Friday saw The Beat yet again illustrate why they are in that top echelon of festival acts. Some acts are virtually guaranteed to deliver a brilliant festival stage set and The Beat have a place on the top table. Illustrating just what strength in depth of material and talent these guys possess, this particular set had stronger rock beat overtones (and on a couple of numbers, an almost spacey feel), than when we saw them last. Ska fused reggae at its best. Great show. Another mainstay who never disappoints is Banco de Gaia; his set in the Threshing Barn was absolutely top. The icing on the cake was reserved for Mojosa, consisting of OTT mainstay Paul Miro & cohort Paul Evans who played some of the sweetest blues I’ve ever heard. Miro claimed later that this set was largely unrehearsed and off the cuff…. If so then it was doubly stunning. Two awesome talents.

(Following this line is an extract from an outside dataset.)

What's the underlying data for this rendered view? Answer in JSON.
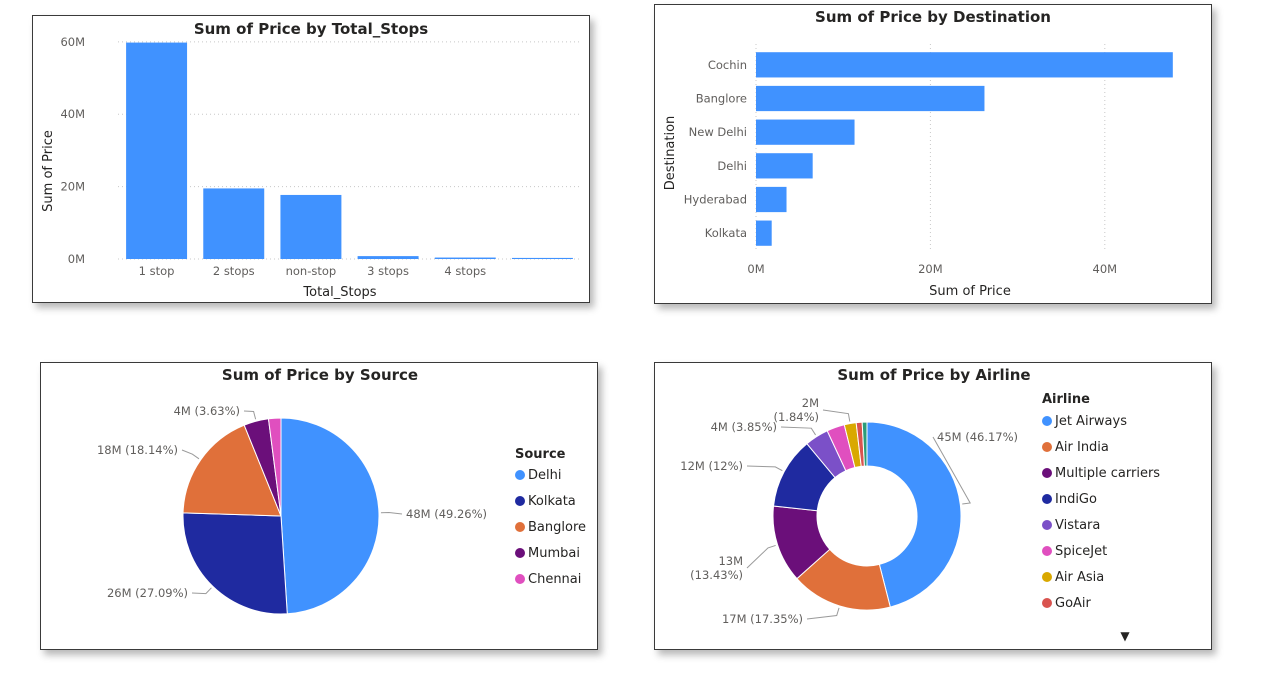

Saturday was packed with excellent sets. Special mention to Hallouminati and a nice example of the sheer quality that OTT organisers consistently bring to the party. New to me, they mix eastern Mediterranean beats with, for instance, Slavonic dance to produce a rich, colourful and hugely entertaining show. Do try and check them out. Quintessentially English vaudeville escapades from Biggles Wartime Band tickled our fancy before further good times with Edward II who had the crowd bouncing with their infectious fusion of traditional folk and reggae. There is a lot going on musically here and these old festie stagers delivered it with maximum effect.

Big stage clash dilemma city…. We were torn between the excellent Dub Pistols, frogmarched back by public demand for a rerun of their blistering set at the Spring event, or the mellow psychedelic prog-rock of The Dream Circuit over in the Black Barn. We left Ashworth and his merry band ripping up the main stage for a superb musical journey with Dream Circuit. Very, very good. They overcame some technical issues to enthral the swaying crowd. A masterstroke of programming by the organisers. I did mention OTT providing something for everyone earlier did I not? Hilarious twin channel silent disco frolics from the decks of Dr Matt and Soesmix Selecta coupled with the marvellous uke fuelled mayhem of The Re-Entrants in the intimate Midnight Sessions over in the Oak Room finally did for us. I remember nothing more.

Lazy Hazy Sunday witnessed arguably the two sets of the festival for this reviewer. Phantom Limb were absolutely splendid. Soul fuelled R&B overlayed with country rock were all in the heady mix. These guys were magnificent. Rory McLeod gathered some excellent musicians together as The Familiar Strangers, and he simply set the festival alight. A mix of powerful lyrics, good time music, and entertaining stage banter…. What a way to close the whole shebang.

Off The Tracks…. Everything a festival weekend should be. Not a life changer – but it comes mighty close. We were privileged to attend.